Nashville is in the midst of a hotel boom, recently welcoming the Thompson (Parts & Labor), with outpost of the Virgin (Blur Workshop) and Dream (Meyer Davis Studio) on the way. It’s also the biggest market yet for 21c, whose expanding group of museum/hotel hybrids has properties in Kansas City, Missouri, and Miami on the horizon. For Nashville, architect Deborah Berke converted the old Gray & Dudley Hardware Co. warehouse, just off downtown’s main drag, fondly known as the Honky Tonk Highway. Original features such as the masonry facade with terra-cotta accents and large arched windows were maintained; the 124 rooms have neatly finished interiors and original artwork. Chef Levon Wallace leads the restaurant, where he turns out modern comfort food, adding a Vietnamese broth to Gulf-sourced shrimp and grits and presenting half chicken in a bowl of gravy with chicories and grilled bread.

 

The glass-bottomed gallery on the second floor.

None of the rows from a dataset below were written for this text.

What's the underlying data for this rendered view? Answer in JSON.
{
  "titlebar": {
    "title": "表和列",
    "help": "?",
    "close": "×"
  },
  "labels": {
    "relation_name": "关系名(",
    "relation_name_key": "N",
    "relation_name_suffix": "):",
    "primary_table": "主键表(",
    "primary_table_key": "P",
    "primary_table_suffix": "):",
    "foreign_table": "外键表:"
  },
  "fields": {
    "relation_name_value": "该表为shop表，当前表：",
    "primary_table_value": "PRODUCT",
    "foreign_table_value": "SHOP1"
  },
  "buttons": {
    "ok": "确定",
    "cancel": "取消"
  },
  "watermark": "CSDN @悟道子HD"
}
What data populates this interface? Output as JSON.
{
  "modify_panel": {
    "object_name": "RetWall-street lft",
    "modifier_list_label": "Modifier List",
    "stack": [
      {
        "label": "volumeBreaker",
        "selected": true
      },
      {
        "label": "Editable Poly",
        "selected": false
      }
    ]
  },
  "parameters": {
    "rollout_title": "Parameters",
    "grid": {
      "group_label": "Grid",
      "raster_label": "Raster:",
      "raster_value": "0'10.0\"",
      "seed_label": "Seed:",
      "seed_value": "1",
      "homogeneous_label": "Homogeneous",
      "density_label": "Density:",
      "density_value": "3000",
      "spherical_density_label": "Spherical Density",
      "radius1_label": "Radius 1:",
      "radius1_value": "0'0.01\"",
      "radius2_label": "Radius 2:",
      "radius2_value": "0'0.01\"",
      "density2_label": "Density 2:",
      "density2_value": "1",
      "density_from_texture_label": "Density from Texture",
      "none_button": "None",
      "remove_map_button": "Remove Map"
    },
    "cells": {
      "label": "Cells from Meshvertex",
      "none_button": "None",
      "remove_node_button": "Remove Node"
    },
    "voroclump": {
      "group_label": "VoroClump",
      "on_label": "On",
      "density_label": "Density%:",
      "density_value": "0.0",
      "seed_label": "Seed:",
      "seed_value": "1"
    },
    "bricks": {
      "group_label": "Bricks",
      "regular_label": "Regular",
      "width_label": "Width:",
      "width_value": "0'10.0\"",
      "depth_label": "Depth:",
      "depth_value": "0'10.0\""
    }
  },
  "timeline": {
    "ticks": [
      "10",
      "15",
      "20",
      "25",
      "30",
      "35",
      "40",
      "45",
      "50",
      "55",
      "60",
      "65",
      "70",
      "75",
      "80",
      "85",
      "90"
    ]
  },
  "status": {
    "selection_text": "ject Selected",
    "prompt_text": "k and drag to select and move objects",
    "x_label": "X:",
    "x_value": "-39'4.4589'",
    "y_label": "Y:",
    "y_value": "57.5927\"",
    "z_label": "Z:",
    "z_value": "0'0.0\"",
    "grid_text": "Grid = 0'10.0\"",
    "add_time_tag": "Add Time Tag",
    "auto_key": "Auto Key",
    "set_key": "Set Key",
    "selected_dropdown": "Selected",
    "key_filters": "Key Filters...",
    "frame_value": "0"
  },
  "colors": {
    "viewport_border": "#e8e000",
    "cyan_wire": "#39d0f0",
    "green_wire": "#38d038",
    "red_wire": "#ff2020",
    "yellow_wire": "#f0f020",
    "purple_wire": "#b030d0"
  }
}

Grenier’s suite is one of three that were turned over to artists, a concept first explored at the flagship in Louisville, Kentucky, in 2013. It’s joined by Sebastiaan Bremer’s “Sanctuary,” an art-and-music studio stockpiled with paints and inks from his Brooklyn workshop, as well as instruments and recording equipment installed by composer Josephine Wiggs. A commission also went to Yung Jake, an L.A.-based new-media artist and rapper. “We love the opportunity to subvert expectations and do something unusual,” says chief curator and museum director Alice Gray Stites, explaining why 21c didn’t recruit a more predictable rock singer. Jake’s lime-green “Untitled” is lined with his works that combine found objects, painting, and digital imagery, while a foyer floor is adorned with a monitor looping one of his hip-hop videos.

21c is known to use inaugural exhibitions as a moment to express its values. With that in mind, the public spaces and double-height main gallery are currently showing “Truth or Dare: A Reality Show,” through December. Stites and cofounder Steve Wilson began sourcing the works years ago, but it feels especially relevant in today’s “fake-news” era. “It plays on tropes of games and toys, yet all of it is about: How do we know what’s real and not real? Where do we search for truth and how do we speak it? And who has the power to do so?” Stites says.

The star piece is the immersive “An Attempt at Exhausting a Space in Nashville” by Serkan Özkaya, the Turkish artist behind the golden replica of Michelangelo’s “David” standing outside the Louisville property. Screens envelop the entire lobby, removing physical boundaries between interior and exterior by projecting live streams from the alleyway and street outside. Everyone strolling by gets their 15 minutes of fame.